Ciò che causa morte si deve a questo, e dimenticarlo, trasformando ogni discussione in tifoseria (da entrambe le parti, se di parti si deve parlare) per il nostro smisurato orgoglio, significa vanificare ogni possibilità di confronto politico, culturale e sociale: nei fatti, ormai guardiamo la televisione per sapere chi vince nei dibattiti, non per capire qualcosa di quel che avviene intorno a noi.
Eppure, è quanto viene fatto, in una follia di ripolarizzazione non dissimile da quella che, nel primo periodo dell’invasione russa in Ucraina, portò solerti funzionari dell’Università Bicocca ad annullare le lezioni su Dostoevskij e altre istituzioni a togliere concerti dal cartellone o a evitare la partecipazione russa a festival e manifestazioni. Come se l’azione di un dittatore o di un gruppo terroristico dovesse trascinare con sé lo stigma per gli artisti passati e presenti.

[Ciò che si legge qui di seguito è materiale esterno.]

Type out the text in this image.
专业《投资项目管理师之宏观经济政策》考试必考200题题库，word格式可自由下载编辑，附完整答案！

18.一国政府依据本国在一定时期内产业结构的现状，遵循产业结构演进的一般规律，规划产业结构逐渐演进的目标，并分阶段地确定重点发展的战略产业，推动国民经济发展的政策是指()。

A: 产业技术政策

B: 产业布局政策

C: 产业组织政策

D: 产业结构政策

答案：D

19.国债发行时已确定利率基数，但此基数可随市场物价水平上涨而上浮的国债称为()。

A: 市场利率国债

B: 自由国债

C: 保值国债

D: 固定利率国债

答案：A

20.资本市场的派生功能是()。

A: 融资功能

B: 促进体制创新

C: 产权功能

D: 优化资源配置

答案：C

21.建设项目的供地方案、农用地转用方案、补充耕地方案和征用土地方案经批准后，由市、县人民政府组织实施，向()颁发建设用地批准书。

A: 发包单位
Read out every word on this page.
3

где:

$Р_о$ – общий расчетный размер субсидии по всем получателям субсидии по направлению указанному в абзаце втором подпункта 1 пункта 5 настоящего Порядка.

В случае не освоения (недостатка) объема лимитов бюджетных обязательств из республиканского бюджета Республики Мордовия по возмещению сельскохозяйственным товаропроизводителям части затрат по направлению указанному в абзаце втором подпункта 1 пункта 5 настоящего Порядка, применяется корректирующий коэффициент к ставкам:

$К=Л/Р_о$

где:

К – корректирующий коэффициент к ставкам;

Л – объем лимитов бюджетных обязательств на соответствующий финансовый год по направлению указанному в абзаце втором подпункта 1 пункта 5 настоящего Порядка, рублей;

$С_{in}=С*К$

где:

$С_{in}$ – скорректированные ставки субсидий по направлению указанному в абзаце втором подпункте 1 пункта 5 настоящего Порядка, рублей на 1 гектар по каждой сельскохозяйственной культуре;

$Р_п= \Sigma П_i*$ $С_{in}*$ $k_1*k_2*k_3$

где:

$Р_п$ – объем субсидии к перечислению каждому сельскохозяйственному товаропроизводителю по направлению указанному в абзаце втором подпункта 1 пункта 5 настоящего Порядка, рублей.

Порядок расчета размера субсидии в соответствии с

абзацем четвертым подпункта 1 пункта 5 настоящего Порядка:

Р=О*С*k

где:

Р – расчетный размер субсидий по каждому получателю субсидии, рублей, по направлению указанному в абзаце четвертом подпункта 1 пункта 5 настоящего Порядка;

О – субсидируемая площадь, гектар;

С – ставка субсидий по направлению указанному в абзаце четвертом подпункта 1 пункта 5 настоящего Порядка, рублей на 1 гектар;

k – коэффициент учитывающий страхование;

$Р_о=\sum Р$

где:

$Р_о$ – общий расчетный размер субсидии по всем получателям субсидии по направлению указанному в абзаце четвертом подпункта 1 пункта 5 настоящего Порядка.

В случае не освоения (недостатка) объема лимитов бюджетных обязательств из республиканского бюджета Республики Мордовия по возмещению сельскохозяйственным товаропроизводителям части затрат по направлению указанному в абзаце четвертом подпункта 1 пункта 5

Come se l’Italia fosse raccontabile con quella P38 adagiata su un piatto di spaghetti con cui la bollò Der Spiegel nel 1977.
Per questo, ho trovato incredibilmente indicativo il messaggio dell’ascoltatore che, da figlio di divorziati, ha trovato “orribile” la legge sul divorzio. E’ la mia ferita, quindi parlo per tutti. Questi sono i nostri anni, e dobbiamo farci i conti, ogni giorno.

Ps. Nota personale. Ho ricevuto un altro messaggio ieri, che rimproverava, auspicando altre conduzioni, la mia “poca grazia”. Ma quella, Ursula Le Guin alla mano, è per me  un onore. Come scrisse Le Guin, quando entrò al Radcliffe College nel 1947:
“Con tono paterno, il preside del college informò noi ragazze che eravamo lì per imparare a vivere con grazia. Lo diceva a noi, una manciata di pazze intellettuali sgraziate, piene di passione, avide di tutto ciò che Harvard poteva darci: e avremmo dovuto star lì per imparare le buone maniere, comportarci da signore, apparecchiare la tavola con gusto, versare il tè? Ma per fortuna Harvard ci ha dato una formazione eccellente, preparando almeno alcune di noi a capire come e quando rovesciare il tavolo e la caraffa del tè. E per quali motivi.”
Sono fiera, della mia poca grazia. Davvero.